LONDON (Reuters) - Britain’s finance minister freed up an extra 23 billion pounds on Wednesday to invest in rail, telecoms and housing infrastructure over the next five years to help boost the country’s output.
The National Productivity Investment Fund will be spent on infrastructure and research and development including on science and technology, Chancellor of the Exchequer Philip Hammond said in his first Autumn Statement address to parliament.
“Economically productive infrastructure directly benefits businesses, but families, too, rely on roads, rail, telecoms and especially housing,” he said.
After greenlighting multi-billion-pound projects to expand Heathrow airport and build a new nuclear reactor at Hinkley Point, Hammond’s statement contained a series of relatively modest proposals, although he said more was on the way.

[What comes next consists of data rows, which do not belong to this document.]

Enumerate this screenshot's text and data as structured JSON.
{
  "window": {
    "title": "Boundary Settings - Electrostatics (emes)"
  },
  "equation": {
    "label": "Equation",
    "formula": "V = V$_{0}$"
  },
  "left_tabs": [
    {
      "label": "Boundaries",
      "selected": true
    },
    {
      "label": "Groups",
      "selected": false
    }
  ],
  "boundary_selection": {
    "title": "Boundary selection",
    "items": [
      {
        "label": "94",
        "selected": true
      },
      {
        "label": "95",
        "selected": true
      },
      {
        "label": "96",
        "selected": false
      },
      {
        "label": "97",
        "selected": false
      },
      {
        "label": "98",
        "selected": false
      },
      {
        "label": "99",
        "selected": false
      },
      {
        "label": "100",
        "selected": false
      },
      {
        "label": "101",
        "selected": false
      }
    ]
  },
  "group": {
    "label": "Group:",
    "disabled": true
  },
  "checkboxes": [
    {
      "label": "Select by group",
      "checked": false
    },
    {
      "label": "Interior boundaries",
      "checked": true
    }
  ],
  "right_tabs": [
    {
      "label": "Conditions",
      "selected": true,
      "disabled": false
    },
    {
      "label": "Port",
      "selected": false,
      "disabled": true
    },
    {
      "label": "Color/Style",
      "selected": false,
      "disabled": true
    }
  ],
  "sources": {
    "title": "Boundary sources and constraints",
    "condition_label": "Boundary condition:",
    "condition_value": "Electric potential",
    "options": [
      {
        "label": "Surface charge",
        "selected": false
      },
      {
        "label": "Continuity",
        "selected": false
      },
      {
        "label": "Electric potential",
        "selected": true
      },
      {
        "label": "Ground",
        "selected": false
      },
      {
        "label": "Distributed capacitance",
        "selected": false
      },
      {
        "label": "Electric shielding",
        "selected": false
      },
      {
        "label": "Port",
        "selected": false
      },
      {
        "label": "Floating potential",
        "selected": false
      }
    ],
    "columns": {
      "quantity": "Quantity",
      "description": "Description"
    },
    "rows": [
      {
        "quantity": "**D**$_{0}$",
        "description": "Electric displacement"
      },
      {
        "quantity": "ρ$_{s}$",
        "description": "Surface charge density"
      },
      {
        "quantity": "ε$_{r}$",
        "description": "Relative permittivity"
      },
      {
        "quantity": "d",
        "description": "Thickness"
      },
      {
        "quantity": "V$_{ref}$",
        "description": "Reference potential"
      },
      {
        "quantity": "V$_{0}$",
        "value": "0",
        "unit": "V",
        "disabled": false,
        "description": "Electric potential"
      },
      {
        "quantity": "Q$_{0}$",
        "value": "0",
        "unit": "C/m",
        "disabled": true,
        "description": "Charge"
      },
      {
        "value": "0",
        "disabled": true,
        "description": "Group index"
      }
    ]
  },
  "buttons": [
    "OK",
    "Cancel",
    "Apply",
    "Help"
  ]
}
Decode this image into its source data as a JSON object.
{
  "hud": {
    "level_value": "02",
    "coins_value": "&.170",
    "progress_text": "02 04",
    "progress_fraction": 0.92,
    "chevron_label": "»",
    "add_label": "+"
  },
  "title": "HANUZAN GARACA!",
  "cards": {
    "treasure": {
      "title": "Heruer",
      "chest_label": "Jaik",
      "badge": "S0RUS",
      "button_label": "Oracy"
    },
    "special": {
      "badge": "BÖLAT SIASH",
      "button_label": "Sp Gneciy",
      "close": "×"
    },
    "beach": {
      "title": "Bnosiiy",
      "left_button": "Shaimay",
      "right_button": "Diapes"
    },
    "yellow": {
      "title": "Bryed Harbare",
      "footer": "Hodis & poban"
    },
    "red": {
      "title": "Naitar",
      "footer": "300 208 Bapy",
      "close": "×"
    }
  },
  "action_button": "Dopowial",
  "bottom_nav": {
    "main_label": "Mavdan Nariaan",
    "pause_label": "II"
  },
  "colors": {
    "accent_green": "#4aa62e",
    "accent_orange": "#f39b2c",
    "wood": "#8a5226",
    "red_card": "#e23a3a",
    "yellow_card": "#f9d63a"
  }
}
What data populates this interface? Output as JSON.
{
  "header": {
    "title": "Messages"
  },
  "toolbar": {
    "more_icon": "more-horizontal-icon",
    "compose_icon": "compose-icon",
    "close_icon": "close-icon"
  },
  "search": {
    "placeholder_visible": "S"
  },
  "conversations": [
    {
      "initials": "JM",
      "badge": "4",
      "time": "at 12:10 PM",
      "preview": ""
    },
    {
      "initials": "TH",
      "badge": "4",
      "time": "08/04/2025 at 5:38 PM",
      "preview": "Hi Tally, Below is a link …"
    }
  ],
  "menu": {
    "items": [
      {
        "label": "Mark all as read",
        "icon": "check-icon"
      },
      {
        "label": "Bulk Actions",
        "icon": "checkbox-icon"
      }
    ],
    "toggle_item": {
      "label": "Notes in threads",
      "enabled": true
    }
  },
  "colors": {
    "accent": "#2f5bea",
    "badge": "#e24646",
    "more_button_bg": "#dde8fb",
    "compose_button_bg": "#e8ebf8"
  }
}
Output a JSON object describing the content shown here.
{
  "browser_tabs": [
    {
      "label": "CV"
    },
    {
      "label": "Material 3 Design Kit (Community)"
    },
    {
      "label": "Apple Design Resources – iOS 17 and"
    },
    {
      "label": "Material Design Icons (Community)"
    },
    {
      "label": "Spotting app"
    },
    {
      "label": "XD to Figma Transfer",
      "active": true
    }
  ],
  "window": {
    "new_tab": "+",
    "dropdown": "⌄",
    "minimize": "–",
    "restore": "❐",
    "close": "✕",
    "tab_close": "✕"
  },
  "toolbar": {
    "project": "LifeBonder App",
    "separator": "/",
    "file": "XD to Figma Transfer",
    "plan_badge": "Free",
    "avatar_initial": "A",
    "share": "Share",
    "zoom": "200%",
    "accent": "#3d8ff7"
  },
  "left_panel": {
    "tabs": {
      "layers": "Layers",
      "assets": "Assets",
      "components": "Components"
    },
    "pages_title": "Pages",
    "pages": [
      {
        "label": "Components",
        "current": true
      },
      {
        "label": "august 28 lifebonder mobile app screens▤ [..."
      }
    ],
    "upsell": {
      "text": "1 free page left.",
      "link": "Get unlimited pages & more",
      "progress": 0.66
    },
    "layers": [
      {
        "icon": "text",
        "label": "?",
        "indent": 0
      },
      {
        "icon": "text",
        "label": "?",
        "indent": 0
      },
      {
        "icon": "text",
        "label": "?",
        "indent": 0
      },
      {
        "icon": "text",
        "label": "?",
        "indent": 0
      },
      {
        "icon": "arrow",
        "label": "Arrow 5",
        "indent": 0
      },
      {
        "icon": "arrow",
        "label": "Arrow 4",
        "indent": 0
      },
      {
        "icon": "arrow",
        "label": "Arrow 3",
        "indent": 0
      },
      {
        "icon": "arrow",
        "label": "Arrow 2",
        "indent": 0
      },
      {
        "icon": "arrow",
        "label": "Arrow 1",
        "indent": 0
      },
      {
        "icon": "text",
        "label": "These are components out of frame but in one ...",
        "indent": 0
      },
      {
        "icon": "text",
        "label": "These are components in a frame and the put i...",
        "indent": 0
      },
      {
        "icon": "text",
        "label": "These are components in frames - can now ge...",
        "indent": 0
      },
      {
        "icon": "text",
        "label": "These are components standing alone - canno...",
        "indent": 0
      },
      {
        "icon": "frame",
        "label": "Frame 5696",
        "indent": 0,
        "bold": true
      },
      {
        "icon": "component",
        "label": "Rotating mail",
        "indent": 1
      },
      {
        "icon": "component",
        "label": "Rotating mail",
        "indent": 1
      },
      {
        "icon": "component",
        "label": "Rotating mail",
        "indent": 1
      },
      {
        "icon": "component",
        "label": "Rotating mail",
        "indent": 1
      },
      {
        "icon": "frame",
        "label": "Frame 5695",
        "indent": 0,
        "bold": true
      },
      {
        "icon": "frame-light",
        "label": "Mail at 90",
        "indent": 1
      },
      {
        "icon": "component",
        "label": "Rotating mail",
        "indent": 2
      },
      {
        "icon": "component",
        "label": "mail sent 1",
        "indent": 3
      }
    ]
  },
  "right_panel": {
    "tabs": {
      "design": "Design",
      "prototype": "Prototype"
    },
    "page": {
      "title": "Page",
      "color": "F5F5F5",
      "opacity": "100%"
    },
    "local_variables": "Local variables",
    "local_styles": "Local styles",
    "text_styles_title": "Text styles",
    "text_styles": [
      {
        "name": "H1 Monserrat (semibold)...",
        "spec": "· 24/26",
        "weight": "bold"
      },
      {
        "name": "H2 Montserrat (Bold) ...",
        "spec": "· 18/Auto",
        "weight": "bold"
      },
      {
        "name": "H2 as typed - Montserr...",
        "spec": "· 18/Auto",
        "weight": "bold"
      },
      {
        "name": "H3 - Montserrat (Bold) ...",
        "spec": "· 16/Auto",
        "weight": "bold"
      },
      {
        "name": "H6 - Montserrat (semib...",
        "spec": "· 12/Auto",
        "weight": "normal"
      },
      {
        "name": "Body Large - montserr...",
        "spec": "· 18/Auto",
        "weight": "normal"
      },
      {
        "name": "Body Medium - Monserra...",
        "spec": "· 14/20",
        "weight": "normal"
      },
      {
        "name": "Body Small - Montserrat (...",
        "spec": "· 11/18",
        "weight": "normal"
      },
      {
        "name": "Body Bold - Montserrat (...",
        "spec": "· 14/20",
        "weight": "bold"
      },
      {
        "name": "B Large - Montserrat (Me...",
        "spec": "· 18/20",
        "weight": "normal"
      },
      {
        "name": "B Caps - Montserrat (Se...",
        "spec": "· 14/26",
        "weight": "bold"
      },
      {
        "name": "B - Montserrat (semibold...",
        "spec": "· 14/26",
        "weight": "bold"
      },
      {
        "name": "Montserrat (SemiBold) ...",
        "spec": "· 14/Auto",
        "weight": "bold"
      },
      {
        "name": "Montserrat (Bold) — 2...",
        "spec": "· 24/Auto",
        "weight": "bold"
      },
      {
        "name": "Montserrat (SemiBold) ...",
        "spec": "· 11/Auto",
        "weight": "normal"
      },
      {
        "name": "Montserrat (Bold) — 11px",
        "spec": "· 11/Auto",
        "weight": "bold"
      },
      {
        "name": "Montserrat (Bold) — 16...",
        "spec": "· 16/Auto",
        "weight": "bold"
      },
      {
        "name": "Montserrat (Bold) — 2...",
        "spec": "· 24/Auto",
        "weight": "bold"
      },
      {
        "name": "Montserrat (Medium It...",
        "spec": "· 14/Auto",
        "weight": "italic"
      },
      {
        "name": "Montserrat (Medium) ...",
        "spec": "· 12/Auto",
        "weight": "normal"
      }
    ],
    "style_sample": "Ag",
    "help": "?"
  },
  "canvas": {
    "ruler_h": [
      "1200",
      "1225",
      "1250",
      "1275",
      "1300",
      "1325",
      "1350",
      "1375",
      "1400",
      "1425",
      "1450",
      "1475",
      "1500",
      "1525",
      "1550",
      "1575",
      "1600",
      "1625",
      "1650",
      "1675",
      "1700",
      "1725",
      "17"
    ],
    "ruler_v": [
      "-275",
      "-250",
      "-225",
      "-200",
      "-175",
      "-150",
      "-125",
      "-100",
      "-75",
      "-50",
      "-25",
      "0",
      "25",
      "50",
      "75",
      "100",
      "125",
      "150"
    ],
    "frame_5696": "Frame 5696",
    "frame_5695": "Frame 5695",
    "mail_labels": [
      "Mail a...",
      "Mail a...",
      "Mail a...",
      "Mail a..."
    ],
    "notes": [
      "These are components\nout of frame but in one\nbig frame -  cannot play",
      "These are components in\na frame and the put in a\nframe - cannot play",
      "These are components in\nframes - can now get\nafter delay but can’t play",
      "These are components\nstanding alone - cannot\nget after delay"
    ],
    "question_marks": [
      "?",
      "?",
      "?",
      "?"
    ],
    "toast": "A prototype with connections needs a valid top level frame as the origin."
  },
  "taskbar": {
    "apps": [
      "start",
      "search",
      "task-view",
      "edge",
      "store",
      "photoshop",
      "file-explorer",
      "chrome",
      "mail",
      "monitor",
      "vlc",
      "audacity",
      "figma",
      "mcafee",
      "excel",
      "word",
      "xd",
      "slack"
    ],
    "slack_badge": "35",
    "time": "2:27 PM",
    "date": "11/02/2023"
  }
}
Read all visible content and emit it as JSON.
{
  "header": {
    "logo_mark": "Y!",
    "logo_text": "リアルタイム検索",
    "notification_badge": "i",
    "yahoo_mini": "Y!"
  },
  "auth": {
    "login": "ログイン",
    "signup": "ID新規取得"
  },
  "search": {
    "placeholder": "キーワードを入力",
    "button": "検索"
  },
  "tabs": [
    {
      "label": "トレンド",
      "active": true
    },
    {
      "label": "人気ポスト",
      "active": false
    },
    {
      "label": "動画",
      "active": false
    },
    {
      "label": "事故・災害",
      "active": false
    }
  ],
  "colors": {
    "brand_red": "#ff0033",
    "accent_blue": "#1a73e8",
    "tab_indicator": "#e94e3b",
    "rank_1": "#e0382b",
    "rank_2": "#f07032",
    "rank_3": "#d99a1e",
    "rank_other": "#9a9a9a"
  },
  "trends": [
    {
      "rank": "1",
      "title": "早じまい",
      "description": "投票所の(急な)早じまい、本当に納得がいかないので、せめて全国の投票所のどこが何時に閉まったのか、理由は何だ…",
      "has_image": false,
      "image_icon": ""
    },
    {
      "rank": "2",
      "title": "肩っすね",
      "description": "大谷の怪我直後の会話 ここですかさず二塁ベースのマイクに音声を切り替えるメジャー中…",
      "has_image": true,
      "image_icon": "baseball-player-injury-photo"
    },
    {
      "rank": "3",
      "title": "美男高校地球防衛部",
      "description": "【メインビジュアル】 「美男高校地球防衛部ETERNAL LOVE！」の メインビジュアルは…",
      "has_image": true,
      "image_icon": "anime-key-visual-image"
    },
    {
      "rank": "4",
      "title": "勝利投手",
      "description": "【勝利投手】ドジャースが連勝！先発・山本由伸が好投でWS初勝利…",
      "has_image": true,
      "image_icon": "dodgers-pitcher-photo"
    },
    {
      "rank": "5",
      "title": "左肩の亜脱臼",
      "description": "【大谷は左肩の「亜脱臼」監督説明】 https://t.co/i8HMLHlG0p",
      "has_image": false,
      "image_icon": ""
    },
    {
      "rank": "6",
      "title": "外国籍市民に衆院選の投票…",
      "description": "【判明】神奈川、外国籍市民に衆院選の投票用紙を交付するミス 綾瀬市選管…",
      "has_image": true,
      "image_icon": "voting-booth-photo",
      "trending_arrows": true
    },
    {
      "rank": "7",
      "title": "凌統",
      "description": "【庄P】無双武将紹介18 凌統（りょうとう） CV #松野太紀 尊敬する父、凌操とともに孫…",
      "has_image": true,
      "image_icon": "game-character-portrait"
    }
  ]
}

He said the government would invest between 1 and 1.2 percent of GDP on economic infrastructure from 2020, compared with 0.8 percent currently, and had asked the National Infrastructure Commission to advise on future projects.
In March, the government’s National Infrastructure Delivery Plan 2016-2021 had flagged a pipeline of projects worth some 483 billion pounds across a range of sectors that need to be delivered.
The effect of unaffordable housing on Britain’s productivity makes building more houses an urgent priority, Hammond said, flagging up plans for a 2.3 billion Housing Infrastructure Fund, to help unlock land for housing.
“Over the course of this parliament, the government expects to more than double in real terms annual capital spending on housing,” Hammond said.
A further 1.4 billion pounds will be released for affordable housing, while housing providers will be allowed to build a wider variety of housing types, Hammond said.
“Overall, logistics property will probably benefit the most from this Autumn Statement, thanks to the infrastructure and house building investment,” said James Roberts, Chief Economist at property research firm Knight Frank.
The government will also spend 1.1 billion pounds on local transport networks in England, 450 million pounds to trial digital signalling on the railways and money to help boost uptake of electric vehicle infrastructure, Hammond said.
A further 1 billion pounds will be spent on upgrading the digital infrastructure, including in 5G technology, and Hammond also confirmed a plan to spend an extra 2 billion pounds on R&D by 2021, announced by Prime Minister Theresa May on Monday.
Alongside the planned High Speed 2 rail line, Hammond said the Transport Secretary would detail new projects “in the coming weeks” tied to its flagship “Northern Powerhouse” plan to rejuvenate economic growth in the north of the country.
In a world of low market returns, many pension funds and insurance companies are keen to invest in high-quality infrastructure, which can pay a steady income over many years, although bigger funds need bigger projects.
“More modest projects such as broadband extensions or improvements to local roads, while vital to the economy of the regions they benefit, are not on a sufficient scale to help pension funds,” said David Curtis, Head of UK Institutional Sales at Goldman Sachs Asset Management.
“In principle, there should be a positive feedback loop between the UK’s need for infrastructure and the pensions industry’s need for assets but those assets need to offer the cashflows and inflation protection that schemes require.”
Importantly, the government said it would “recommit” to a plan to give Treasury backing to projects under the UK Guarantees Scheme until at least 2026, and look into the idea of issuing construction-only guarantees.
The government said it would also develop a new pipeline of projects to be delivered under Private Finance 2, a public-private initiative, and announce them in early 2017.
“There is no shortage of funds to invest in UK infrastructure. What is lacking are the appropriate assets and the right deals to invest in,” said Merrick Cockell, chairman of the London Pensions Fund Authority.
“Hopefully an economic infrastructure plan will include how to finance such developments and involve potential asset owners, such as UK pension funds, right from the beginning.”